Running some quick scripts in python, I wanted to find out how well the Luhn algorithm, the Damm algorithm (I skipped implementing Verhoeff's) and the algorithm proposed in Fix #0 above fare. I also added two more algorithms for fun:

  • Naive - $|\sum_{i = 1} ^{n - 1} (a_i - a_{i+1})| (\textrm{mod} 10)$.
  • RandomTable - the Damm algorithm is based on using a table of a quasi group of order 10. So I wondered how well a random table would do, so I took 10 random permutations, one above the other, and used it in the same way the Damm algorithm is implemented.

The errors introduced were:

  • Adjacent transposition: 12345 -> 12435
  • One-over transposition: 12345 -> 14325
  • Random 2-digit transposition: 12345 -> 42315
  • Single digit random error: 12345 -> 19345
  • Two-digit random errors: 12345 -> 22346
  • 3, 4, 5... 9 random errors.

The table shows the miss rate. Note that 10% miss rate is the magic number that they all converge to, given enough noise. This is because if we were to choose some random function $f:(0...9)^n\rightarrow\{0...9\}$ then for two random inputs $x \neq y \in (0...9)^n$, clearly $Pr(f(x) \neq f(y)) = 0.9$. A random function on random data has a 10% miss rate, so useful algorithms try to get significantly better than 10% for specific cases, without causing spikes in the miss rate for other errors.

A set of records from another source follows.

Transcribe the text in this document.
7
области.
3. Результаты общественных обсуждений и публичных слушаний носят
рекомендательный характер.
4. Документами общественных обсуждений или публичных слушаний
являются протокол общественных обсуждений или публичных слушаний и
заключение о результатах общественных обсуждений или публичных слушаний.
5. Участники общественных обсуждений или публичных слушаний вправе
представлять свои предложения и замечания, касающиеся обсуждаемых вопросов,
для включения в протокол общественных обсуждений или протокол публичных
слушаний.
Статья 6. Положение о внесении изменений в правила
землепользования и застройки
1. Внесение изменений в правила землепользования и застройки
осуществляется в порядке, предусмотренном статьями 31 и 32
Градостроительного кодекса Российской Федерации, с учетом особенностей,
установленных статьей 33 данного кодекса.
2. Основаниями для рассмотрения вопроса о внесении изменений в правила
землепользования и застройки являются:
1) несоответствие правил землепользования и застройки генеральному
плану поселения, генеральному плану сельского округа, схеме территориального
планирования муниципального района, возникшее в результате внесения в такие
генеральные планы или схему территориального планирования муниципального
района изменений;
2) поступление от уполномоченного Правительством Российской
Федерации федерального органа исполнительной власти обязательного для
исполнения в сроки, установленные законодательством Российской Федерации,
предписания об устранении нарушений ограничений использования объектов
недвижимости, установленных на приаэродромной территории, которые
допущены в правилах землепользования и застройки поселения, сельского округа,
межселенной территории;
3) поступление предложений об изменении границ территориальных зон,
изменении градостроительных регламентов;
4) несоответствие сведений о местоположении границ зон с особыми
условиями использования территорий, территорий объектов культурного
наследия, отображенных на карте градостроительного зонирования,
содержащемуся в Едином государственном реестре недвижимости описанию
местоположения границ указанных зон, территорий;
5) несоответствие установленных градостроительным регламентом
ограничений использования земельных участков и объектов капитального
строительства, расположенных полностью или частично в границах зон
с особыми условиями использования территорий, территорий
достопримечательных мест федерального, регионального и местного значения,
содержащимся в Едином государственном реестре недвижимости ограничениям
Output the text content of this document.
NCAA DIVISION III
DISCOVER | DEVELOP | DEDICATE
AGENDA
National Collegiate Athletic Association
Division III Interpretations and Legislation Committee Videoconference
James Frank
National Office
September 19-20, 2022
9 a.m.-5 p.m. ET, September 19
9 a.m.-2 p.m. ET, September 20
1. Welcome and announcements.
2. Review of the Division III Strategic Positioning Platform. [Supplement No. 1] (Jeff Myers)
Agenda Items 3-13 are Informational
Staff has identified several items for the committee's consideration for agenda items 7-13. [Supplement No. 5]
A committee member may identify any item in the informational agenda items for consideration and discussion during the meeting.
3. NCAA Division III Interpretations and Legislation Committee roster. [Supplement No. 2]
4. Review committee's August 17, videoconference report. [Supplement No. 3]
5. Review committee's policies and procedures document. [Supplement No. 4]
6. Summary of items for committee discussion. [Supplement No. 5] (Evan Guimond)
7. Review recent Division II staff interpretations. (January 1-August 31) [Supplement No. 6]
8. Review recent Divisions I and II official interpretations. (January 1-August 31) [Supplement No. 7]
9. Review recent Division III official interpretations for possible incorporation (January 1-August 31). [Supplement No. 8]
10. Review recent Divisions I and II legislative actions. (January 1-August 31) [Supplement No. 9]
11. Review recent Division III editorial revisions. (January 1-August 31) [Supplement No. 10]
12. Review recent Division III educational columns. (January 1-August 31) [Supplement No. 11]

error \ algo Luhn Damm Fix #0 Naive Random
Adjacent transposition 2% 0% 0% 70% 34%
One-over transposition 87% 10% 9% 63% 22%
Random transposition 45% 8% 10% 53% 27%
1-digit error 0% 0% 10% 67% 36%
2-digit error 10% 10% 10% 44% 25%
3-digit error 10% 10% 10% 27% 18%
4-digit error 10% 10% 10% 17% 14%
5-digit error 10% 10% 10% 12% 11%
6-digit error 10% 10% 10% 10% 11%
7-digit error 10% 10% 10% 10% 10%
8-digit error 10% 10% 10% 10% 10%
9-digit error 10% 10% 10% 10% 10%



Error correction codes for edit distance?


So, while this is a pre-computing-age problem, that is nowadays a toy problem, it highlights an interesting issue: the standard error-correction codes treat a very specific domain, where errors are modeled as noisy coordinates in a vector, and so the notion of distance is just the Hamming distance. Are there good codes for domains where the distance is more complicated, such as Levenshtein distance?


It turns out that once we tweak the noise model, we quickly step into the realm of open problems. While for the Binary Erasure Channel, which models noise as flipping bits, we've known the capacity ever since it was introduced, for the Deletion Channel, which models noise as removing a bit from the input string, the capacity is still an open problem.
To summarize - edit distance correction codes are an interesting idea, but I doubt we'll see any progress in them soon, as even the fundamental questions of Information Theory turn out to be extremely challenging in this domain.